As synchronicity would have it, I’m in the process of the second pass at a novel I’m titling Chasing the Setting Sun. It’s a follow-up to See the PEBA on $25 a Day, and it’s set in Japan—a place I’ve never been. Here I am yesterday, the day after I start in earnest on it, when Jim Hines posts this piece, titled “Using Asian Cultures as Props.”
Then, to further the synchronicity, my friend and collaborator John Bodin linked to it in another Facebook discussion regarding inclusion.
If you read Jim’s well-done post, I suggest you read the comments section, too. As can be expected under this kind of heading, the conversation within is quite deep and full of nuance. I particularly liked Mary Anne Mohanraj’s response—but then I tend to think she pretty much always knows what she’s talking about, so there’s no surprise there.
I think this kind of thing is remarkably intriguing. I am, once again quite obviously, a white male. I like to think of myself as being pretty inclusionary in my way of thinking—though I admit as rapidly as anyone (I suppose) that sometimes my natural state of obviousness teams up with the blind spots we all get about how life goes for us to mean it can take me a cycle or two to see things properly. This makes me quite dangerous, I suppose.
And this topic is particularly important to me today—meaning I’m thinking about it deeply today—because in this second pass, I’m working very hard to deal with cultural gaps I have in my own persona. I don’t know what it’s like to be a Japanese man, or a Japanese woman. I don’t know what it’s like to actually live in Tokyo, or even to travel there. But I do care to get it right—or at least as right as I can get it from the points of view of my characters. I think this is the primary obligation writers have when they are writing the other.

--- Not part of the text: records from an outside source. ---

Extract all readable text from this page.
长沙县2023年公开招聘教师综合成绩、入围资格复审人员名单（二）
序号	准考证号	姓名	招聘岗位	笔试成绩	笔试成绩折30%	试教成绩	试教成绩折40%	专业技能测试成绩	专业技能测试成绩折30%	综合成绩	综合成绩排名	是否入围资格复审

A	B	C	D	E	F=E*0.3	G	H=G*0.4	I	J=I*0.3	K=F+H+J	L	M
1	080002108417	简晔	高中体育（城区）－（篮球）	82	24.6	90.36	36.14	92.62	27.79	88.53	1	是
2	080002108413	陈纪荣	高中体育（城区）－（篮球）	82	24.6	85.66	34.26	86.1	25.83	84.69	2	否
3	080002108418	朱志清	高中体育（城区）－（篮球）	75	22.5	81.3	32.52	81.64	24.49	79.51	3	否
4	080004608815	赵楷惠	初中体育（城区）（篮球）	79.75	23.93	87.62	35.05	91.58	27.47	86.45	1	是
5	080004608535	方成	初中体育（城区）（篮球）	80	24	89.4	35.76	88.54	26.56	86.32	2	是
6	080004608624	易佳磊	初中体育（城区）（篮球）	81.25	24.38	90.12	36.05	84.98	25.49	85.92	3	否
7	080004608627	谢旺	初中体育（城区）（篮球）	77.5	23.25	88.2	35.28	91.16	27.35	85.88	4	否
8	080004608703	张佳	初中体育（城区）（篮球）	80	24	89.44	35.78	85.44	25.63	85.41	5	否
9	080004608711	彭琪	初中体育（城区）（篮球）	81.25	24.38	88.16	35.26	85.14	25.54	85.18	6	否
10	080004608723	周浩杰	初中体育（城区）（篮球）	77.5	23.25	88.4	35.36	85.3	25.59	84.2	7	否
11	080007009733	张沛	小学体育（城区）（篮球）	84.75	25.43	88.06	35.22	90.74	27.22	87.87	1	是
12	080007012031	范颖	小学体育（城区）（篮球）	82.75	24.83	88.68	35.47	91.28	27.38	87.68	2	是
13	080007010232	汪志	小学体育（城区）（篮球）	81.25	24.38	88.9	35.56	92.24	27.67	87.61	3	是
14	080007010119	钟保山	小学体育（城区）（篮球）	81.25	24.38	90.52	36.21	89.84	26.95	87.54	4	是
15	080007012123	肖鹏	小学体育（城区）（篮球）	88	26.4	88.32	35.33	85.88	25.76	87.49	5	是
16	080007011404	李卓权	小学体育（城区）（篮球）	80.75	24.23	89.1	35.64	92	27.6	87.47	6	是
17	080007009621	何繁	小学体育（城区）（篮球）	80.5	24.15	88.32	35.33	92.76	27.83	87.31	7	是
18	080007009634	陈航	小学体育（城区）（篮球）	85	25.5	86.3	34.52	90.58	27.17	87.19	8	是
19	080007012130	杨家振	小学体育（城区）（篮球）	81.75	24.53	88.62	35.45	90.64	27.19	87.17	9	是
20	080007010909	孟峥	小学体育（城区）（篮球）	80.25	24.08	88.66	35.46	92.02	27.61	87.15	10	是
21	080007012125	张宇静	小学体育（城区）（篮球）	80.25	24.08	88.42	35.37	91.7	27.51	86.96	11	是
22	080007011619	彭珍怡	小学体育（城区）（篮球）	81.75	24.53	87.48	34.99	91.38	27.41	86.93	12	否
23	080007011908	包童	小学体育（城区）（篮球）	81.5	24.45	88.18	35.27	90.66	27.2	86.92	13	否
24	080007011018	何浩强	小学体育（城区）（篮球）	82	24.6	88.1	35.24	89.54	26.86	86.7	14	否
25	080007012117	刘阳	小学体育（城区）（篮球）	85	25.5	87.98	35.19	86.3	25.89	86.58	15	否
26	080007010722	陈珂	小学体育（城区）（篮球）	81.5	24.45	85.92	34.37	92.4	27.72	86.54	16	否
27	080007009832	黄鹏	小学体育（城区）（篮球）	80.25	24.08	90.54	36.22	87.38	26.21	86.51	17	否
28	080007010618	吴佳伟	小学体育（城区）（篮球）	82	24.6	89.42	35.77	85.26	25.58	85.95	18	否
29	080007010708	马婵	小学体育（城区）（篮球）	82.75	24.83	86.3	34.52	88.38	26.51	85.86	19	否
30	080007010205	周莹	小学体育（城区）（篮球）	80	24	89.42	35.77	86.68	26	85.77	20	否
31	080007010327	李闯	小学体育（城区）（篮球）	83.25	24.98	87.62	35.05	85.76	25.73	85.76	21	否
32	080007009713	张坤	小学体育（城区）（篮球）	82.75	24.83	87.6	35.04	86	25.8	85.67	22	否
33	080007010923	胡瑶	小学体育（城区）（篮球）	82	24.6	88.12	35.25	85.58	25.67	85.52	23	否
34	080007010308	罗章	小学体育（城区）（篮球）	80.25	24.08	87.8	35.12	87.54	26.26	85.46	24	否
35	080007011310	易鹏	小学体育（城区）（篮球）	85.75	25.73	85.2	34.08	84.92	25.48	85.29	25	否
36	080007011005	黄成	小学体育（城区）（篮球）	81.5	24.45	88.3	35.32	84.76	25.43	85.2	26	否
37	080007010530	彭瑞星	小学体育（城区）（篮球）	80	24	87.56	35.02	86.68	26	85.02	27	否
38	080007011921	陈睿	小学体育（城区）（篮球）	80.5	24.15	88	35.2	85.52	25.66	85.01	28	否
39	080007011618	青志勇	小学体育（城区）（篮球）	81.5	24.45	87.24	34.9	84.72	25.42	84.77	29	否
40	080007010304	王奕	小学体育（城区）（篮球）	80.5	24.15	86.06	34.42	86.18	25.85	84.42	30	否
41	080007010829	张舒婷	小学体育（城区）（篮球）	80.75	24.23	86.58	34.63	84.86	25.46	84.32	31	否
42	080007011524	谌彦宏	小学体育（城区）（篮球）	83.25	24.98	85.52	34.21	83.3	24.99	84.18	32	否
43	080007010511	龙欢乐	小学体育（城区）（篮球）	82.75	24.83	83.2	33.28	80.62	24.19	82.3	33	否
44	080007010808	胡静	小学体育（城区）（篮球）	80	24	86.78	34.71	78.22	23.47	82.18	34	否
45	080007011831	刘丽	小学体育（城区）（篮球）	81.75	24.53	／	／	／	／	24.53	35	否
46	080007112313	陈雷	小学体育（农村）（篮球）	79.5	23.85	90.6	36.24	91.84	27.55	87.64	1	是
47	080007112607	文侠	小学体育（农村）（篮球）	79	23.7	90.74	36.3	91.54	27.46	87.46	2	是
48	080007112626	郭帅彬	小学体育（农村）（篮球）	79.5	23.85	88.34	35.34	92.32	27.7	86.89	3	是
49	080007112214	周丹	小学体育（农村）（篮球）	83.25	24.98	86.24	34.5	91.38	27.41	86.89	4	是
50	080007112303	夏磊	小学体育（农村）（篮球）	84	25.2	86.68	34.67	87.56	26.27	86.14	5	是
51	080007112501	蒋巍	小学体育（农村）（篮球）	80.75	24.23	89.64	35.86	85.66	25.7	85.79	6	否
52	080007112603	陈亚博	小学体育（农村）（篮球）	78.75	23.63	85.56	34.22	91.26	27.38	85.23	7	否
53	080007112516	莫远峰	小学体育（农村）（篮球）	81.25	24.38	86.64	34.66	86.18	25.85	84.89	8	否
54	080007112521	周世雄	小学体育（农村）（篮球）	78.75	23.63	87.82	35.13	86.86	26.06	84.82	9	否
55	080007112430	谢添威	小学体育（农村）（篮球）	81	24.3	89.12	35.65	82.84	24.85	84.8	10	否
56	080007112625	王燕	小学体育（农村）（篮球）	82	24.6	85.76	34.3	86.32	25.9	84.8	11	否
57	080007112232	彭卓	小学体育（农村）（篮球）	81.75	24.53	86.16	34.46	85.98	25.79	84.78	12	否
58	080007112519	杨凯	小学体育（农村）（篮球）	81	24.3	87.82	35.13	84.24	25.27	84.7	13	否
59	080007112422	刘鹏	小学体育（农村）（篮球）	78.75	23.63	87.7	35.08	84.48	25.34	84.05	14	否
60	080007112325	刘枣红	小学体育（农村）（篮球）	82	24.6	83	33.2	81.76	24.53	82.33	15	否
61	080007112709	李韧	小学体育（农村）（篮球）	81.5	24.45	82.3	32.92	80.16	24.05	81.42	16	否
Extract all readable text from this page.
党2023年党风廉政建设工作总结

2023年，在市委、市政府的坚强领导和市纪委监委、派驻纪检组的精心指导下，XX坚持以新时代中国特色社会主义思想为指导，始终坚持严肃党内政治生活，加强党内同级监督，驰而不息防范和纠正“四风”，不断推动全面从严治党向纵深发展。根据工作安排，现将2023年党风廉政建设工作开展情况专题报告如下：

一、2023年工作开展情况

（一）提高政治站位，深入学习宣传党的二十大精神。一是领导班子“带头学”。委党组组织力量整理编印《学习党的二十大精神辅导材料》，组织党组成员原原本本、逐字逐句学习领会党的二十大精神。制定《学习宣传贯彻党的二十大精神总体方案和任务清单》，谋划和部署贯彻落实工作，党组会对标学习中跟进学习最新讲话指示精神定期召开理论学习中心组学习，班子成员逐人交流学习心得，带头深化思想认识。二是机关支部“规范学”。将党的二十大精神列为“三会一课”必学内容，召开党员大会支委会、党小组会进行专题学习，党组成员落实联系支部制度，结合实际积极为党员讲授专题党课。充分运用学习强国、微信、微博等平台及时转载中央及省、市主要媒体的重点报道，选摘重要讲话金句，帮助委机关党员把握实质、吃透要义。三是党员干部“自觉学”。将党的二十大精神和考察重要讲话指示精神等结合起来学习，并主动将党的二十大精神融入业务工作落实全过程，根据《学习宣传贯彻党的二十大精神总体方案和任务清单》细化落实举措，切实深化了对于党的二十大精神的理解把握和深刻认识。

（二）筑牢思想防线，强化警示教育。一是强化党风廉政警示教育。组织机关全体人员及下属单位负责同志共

As a creator, I think you have to actually care about getting our art “right” (which, of course, begets the much more slippery question of “what is right?”).
It’s deeper than that, of course.
This doesn’t mean an author is beyond criticism for errors. Heck, it doesn’t even mean that an author is beyond criticism when they get it “right.” Maybe the problem is their definition of “right,” after all.
But I like to start simple, and the simple statement is that I think it’s important to be cognizant of cultures we write in, and to actually care about tending to them well.
And now, I’m off to rewrite a chapter wherein my protagonist meets a man from a different culture in a bar.